Third, as noted by Zhang et al, the finding of SARS-CoV-2 RNA does not necessarily equate to the presence of viable virus. The review by Kanamori et al ^{Reference Kanamori, Weber and Rutala2} reported 4 studies in hospitals in which environmental contamination was simultaneously assessed by SARS-CoV-2 and viral culture. Among these studies, 3 reported detection of SARS-CoV-2 RNA on surfaces (ie, 7.7%–75% of surfaces sampled), but no study detected viable virus by culture. ^{Reference Kanamori, Weber and Rutala2} Gonçalves et al ^{Reference Gonçalves, da Silva and Reis3} reviewed 37 studies that assessed surfaces for SARS-CoV-2 contamination. Viral viability was assessed in multiple studies but was not confirmed in any study (methods: swab, 6 studies; gauze pads, 1 study; and RT-qPCR 6 studies). Viable virus has rarely been identified on environmental surfaces in the rooms of patients with COVID-19. ^{Reference Ahn, An and Sohn7} In addition, Zhang et al determined the presence of SARS-CoV-2 RNA by detecting the N1 region of SARS-CoV-2 RNA; however, using a detection method that ascertained both the N1 and N2 regions, which is commonly done in environmental sampling, may have added specificity to their study and may have decreased the amount of possible viable SARS-CoV-2 detected.
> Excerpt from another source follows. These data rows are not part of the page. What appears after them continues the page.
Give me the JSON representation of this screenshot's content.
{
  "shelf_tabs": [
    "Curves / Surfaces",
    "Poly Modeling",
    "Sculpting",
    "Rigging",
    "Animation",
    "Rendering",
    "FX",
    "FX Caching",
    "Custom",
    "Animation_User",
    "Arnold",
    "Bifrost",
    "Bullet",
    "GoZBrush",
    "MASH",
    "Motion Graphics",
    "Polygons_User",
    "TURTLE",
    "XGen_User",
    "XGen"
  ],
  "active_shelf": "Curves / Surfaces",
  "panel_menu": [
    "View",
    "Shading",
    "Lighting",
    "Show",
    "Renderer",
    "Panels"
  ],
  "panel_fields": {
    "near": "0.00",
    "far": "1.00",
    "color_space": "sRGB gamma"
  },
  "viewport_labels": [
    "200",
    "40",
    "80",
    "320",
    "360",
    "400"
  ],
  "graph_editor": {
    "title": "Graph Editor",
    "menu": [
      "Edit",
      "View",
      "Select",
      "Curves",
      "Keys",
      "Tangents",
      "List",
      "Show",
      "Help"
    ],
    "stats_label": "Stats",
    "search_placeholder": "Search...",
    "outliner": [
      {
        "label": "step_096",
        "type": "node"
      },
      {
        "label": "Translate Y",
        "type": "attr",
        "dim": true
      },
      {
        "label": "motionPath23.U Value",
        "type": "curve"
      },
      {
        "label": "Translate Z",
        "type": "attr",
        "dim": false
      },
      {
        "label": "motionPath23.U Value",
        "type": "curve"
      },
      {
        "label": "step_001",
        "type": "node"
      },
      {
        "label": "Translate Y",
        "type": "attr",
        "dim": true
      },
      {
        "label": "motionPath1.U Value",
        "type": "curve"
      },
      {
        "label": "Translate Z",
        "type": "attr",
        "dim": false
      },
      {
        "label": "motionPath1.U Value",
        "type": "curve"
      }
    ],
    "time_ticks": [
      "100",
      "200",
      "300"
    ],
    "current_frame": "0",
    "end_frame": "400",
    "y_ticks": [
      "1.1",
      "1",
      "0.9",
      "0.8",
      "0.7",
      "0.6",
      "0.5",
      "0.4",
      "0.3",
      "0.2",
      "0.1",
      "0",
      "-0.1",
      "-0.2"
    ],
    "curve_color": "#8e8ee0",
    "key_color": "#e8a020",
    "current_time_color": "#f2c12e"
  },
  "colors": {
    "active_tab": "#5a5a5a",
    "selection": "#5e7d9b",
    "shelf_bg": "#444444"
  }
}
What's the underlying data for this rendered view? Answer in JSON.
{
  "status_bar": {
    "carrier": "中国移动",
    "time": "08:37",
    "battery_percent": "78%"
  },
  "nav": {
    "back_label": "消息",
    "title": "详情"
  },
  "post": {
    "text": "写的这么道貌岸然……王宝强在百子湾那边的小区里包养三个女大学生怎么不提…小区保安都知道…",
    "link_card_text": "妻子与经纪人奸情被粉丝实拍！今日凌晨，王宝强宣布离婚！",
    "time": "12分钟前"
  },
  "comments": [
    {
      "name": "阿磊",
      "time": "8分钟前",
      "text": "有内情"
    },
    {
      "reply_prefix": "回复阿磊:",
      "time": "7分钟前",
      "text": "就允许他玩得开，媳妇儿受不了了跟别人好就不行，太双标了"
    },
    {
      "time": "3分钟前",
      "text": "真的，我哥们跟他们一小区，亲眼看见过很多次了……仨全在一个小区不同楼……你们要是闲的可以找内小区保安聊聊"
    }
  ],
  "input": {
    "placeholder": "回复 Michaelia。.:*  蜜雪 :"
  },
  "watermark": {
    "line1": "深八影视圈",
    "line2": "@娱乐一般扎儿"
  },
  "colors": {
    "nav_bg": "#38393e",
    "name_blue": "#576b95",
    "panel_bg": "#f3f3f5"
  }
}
Fourth, multiple studies that have assessed the risk of HCP working in COVID-19 units have demonstrated that providing care to patients with COVID-19 does not necessarily place HCP at risk (ie, current recommendations for use of personal protective equipment prevent acquisition of SARS-CoV-2). ^{Reference Summerlin-Long, Selimos and Brewer8–Reference Jacob, Baker and Fridkin10} Summerlin-Long et al ^{Reference Summerlin-Long, Selimos and Brewer8} reported that among HCP who worked in units that provided care to 1,427 patients with COVID-19, only 2 possible healthcare-associated COVID-19 acquisitions were detected. Kayı et al ^{Reference Kayı, Madran and Keske9} performed a systematic review and meta-analysis of the risk factors for seropositivity in HCP before the era of vaccination and reported that working as a frontline HCP was inconsistent in its association with higher seroprevalence. Jacob et al ^{Reference Jacob, Baker and Fridkin10} assessed the risk for SARS-CoV-2 seropositivity among US HCP in 4 large healthcare systems in 3 states. In this cross-sectional study, community exposures were associated with seropositivity to SARS-CoV-2, but workplace factors, including workplace role, environment, or contact with patients with known COVID-19, were not. ^{Reference Jacob, Baker and Fridkin10}

In conclusion, this study may raise concerns that HCP may be exposed to SARS-CoV-2 in common areas of hospitals. Clearly, the next step is to repeat this study assessing both SARS-CoV-2 RNA and viable virus. However, even if viable virus is found, it would not necessarily equate to a high likelihood of acquisition of COVID-19 because an infectious dose of virus would still need to be transferred from the environmental surface to a body site capable of leading to infection (ie, mouth or eyes). If future studies demonstrate frequent and/or high contamination of viable virus on surfaces in common rooms or clinical studies suggest that HCP are acquiring infection in common rooms not attributable to provider-to-provider transmission, then we will need to revise our infection prevention mitigation strategies to protect HCP.